For one thing, he's going back to the roots of his very first short, Six Figures Getting Sick Six Times, in the usage of repetition as a means to an end. This sometimes works excruciatingly well, and sometimes not. Sometimes, like with the episode with the sitting around the house doing nothing as teeth are bleeding and a fly buzzes around, the absurdism sort of waxes and wanes without much of a good effect. And even an episode like with the guy's friend coming over is funny more-so for the Beavis & Butt-head comparison (both laugh like idiots, and are equally engrossed by killing things like fish and sheep). What ends up working is how Lynch shows up front delirious abstractions, in the crudest ways imaginable, and excessive violence.

In what comes closest to surrealism in "ants", the guy mistakenly sprays bug-spray (just called "Kill", one of Lynch's very cheap but fun pokes at societal conventions) on himself, and envisions ants in a musical chorus line, solos included. And one of the most harrowingly funny things I've ever seen from the filmmaker is "get the stick", where we just see the guy, cheered on by his son, getting a stick lodged in his mouth. Soon the neck breaks, eyes pop out, and once said stick is removed he doesn't watch out for traffic waddling like a manhole cover. Other moments pop up like this in unexpected crevices, and it's drawn as if on cheap paper with an impetus to shock with foul-mouthed language (mostly from the man, as well as from the 'grandmother', who in one of Lynch's voices for the characters is the deepest of all), and a shaky quality that's reminiscent of the cream of the crop from (early) Hertzfeldt.

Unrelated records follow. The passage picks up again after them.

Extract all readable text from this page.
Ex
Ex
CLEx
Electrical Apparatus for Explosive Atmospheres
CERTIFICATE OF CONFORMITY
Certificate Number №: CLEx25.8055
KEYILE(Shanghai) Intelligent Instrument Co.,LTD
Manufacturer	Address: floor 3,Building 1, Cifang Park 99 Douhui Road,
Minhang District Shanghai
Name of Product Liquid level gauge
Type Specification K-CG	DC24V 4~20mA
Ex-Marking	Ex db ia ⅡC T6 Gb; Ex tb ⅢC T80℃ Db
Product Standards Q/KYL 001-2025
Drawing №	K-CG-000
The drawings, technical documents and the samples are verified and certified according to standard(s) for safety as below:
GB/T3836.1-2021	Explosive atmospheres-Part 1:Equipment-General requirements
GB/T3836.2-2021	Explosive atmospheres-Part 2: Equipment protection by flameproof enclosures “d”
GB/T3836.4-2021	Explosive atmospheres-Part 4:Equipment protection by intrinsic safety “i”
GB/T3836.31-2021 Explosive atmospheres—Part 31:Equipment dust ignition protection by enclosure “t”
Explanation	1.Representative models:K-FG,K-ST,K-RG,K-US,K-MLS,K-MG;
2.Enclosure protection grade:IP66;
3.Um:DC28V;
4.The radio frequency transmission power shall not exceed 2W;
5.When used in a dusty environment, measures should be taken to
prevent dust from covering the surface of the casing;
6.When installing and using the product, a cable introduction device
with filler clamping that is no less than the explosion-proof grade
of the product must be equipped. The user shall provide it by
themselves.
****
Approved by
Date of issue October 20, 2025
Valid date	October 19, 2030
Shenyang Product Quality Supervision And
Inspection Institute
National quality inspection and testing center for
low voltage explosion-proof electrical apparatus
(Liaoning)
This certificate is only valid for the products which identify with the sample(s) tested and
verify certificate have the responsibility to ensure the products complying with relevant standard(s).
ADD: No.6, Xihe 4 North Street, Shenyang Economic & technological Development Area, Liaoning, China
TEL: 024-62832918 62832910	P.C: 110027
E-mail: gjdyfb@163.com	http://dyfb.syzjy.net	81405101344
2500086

All the same I'm still not sure if Dumbland is something I would put into someone's hands if they haven't seen much of Lynch yet let alone anything by him. There are some little points on society made via complete exaggerations that may or may not be in Lynch's mind closer than we usually think to those in real life. However in general there's not a whole lot that should be read into it, which is why I'd say more than half who see it will hate it with a passion. Those who dig the bottom-less pits of animated comedy, be prepared have a blast.